Obwohl - warum nicht? Aus dem Blickwinkel des Interessenausgleiches erscheint letztlich auch das Unmögliche noch möglich.

Die Gretchenfrage dabei ist immer, wer welche Interessen zu vertreten hat und ob diese auch auf einen Nenner zu bringen sind. Das gilt ganz besonders für das Bundesgremium des Fahrzeughandels. Dort sind auch all jene Importeure zwangsbeheimatet, die im Auftrag der Hersteller den vielen kleinen Händlern die Vertragsbedingungen und damit ihre Einkommenschancen diktieren. Da möchte ich nicht in der Haut des Gremialgeschäftsführers Dr. Manfred Kandelhart stecken. In dessen Brust müssen stets zwei Herzen schlagen: Als beamteter Importeursvertreter hat er deren Interessen zu wahren - unabhängig davon, dass diese Importeure mit einem eigenen privaten Club bei der Industriellenvereinigung am Schwarzenbergplatz residieren. Bei den dortigen Treffen haben die Autohändler - verständlicherweise -keinen Zutritt, geschweige denn Sitz und Stimme. Gleichzeitig vertritt Kandelhart gemeinsam mit seinem Gremialobmann die Interessen der Gegenseite, wobei in diesem speziellen Fall beiden Akteuren der beste Wille zum "Interessenausgleich" nicht abzusprechen ist.

Um aus dieser Not eine Tugend zu machen, wurde der VerbandÖsterreichischer Kraftfahrzeughändler (VÖK) gegründet. Er kann die andere Seite vom Informationsfluss und den entscheidenden internen Informationen ausschließen. Mit einem demokratischen Kammersystem, bei dem gewählte Funktionäre das Sagen haben, hat das alles allerdings recht wenig zu tun.

Ich hätte wenig Verständnis dafür, dass die internationalen Reifenproduzenten im Reifenhandel Sitz und Stimme haben. Die Interessen der beiden sind unvereinbar. Oder wie sollten die Mineralölkonzerne mit jenen Tankstellenpächtern in einem Boot sitzen, denen sie beinhart die Vertragskonditionen diktieren? Von denen sie sich ausschließlich mit Gerichtsurteilen "im Namen der Republik" verabschieden möchten? Obwohl sie über zahlreiche konzerneigene Tankstellen verfügen und daher "natürliche" Mitglieder des Mineralölhandels sind, sollten sie als verlängerte Arme ihrer Konzerne in der Kammerder Erdölindustrie ihre Heimat finden.

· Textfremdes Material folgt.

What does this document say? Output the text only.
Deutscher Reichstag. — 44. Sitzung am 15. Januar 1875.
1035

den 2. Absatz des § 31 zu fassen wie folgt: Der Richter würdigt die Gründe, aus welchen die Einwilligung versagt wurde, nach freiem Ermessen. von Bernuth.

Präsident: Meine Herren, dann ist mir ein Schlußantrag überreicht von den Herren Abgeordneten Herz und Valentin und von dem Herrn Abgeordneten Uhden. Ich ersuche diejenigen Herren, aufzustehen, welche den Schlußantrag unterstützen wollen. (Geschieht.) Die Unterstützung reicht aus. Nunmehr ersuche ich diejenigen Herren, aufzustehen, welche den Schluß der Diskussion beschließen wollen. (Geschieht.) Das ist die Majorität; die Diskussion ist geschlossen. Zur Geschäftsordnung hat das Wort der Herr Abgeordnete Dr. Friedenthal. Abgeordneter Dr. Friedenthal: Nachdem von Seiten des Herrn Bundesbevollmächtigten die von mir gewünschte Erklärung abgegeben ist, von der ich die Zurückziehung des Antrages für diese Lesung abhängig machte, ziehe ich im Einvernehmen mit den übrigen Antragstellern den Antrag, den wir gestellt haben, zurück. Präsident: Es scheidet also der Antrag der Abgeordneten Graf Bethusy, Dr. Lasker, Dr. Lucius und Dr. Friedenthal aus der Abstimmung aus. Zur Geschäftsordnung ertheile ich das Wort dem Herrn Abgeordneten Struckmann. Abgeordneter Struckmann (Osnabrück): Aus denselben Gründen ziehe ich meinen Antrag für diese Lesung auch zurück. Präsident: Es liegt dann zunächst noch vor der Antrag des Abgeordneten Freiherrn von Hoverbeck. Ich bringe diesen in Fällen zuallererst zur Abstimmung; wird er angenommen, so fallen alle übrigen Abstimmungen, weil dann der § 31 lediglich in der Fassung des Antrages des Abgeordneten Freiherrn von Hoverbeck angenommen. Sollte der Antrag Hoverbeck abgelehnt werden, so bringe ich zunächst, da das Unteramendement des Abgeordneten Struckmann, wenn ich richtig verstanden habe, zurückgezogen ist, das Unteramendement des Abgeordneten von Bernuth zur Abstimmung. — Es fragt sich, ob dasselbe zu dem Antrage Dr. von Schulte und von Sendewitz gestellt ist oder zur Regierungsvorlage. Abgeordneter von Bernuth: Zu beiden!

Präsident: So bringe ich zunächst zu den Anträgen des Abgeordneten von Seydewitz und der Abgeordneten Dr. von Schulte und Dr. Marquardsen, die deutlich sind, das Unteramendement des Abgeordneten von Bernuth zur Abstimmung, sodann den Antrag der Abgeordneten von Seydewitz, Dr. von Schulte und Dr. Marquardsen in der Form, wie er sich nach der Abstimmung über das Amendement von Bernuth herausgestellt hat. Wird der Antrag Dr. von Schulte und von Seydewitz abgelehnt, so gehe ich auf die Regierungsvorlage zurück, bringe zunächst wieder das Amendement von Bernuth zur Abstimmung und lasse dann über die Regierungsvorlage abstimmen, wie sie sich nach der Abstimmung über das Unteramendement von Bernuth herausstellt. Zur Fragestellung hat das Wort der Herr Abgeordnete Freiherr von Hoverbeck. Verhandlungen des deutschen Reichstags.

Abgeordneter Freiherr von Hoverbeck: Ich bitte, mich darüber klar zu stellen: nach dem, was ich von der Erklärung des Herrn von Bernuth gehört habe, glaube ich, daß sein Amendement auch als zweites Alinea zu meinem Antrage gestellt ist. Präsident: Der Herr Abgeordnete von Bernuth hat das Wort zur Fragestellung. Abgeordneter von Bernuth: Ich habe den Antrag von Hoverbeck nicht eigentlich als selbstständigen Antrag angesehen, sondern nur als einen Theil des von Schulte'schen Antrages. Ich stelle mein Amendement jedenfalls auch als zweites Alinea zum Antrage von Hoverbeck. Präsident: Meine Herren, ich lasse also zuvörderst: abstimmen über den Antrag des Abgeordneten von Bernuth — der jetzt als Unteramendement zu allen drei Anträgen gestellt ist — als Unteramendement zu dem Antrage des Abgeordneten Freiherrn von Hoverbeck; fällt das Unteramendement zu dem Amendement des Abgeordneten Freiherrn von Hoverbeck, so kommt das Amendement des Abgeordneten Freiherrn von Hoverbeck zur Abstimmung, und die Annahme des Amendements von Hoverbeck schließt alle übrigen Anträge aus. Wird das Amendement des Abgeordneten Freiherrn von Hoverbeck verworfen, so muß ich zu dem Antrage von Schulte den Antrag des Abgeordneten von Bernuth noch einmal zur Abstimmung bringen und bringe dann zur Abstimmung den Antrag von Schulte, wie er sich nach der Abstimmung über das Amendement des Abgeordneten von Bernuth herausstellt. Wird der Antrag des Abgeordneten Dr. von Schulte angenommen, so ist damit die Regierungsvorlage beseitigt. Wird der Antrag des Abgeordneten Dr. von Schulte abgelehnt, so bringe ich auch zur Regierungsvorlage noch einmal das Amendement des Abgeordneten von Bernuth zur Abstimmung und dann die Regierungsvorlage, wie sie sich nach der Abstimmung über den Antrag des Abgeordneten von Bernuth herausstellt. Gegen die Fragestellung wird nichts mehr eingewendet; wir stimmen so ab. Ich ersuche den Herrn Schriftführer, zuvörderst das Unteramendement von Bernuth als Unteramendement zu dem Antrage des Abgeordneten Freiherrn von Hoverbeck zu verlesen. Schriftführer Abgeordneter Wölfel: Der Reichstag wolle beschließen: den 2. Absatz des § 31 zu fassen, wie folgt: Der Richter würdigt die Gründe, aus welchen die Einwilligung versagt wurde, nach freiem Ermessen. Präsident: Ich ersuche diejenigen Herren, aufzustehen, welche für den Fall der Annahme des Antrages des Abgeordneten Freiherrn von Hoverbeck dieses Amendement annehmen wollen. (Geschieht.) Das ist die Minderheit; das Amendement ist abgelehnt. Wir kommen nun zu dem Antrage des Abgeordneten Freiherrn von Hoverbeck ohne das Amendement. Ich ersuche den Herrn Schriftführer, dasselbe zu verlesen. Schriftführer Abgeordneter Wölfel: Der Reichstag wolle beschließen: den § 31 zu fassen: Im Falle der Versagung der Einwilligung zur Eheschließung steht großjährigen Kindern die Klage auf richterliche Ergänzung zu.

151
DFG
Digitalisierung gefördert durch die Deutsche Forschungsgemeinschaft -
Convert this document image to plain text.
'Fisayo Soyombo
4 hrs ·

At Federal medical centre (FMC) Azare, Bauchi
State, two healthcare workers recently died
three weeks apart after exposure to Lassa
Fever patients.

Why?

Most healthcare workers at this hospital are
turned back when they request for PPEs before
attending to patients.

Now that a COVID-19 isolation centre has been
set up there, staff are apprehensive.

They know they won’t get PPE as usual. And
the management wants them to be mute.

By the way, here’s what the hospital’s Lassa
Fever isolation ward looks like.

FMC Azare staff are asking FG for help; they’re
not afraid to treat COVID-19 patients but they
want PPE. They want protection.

Wer hätte Verständnis dafür, dass die Pharmakonzerne Mitglieder der Apothekerkammer werden? Bloß deshalb, weil beide im Pharmahandel ihr Geld verdienen? Auch dort haben die Herstellerkonzerne ihre Interessen in einem Verein, der Pharmag, gebündelt. Eine machtvolle Interessenvereinigung, der beachtliche Kompetenzen zugefallen sind. Dennoch würde es keinem Gesetzgeber einfallen, dass diese den Apothekern zwecks "Interessenausgleich" dazwischenreden können.

Ähnlich sieht es bei den Versicherungen aus. Der Vertrieb ist im Gremium 29a beheimatet. Dort residieren die Versicherungsmakler und wehren sich gegen das Diktat übermächtiger Finanzkonzerne. Mitglieder sind zwar auch manche Maklerbüros, die direkt oder indirekt im Eigentum der Versicherer stehen, doch eine Sonderstellung kommt ihnen nicht zu. Sie zahlen in dieses Gremium auch keine höheren Beiträge als alle anderen, tatsächlich unabhängigen Makler.

Lange Zeit habe ich geglaubt, dass die Importeure eine besonders zahlungsfähige Kundschaft sind, auf die das Bundesgremium daher nicht verzichten kann. Das erwies sich als Irrtum. Tatsächlich zahlen sie der Kammer umsatz-und gewinnbedingt mehr Beiträge als "normale" Autohändler. Die Umlagenordnung bewirkt jedoch, dass die Landesgremien und das Bundesgremium dabei leerausgehen. Dort liefern die Importeure nicht mehr ab als jeder andere kleine Autohändler an der Ecke nebenan. Die Mitgliedschaft der Importeure ist daher ein Luxus, den sich die Autohändler im Sinne eines "Interessenausgleiches" leisten.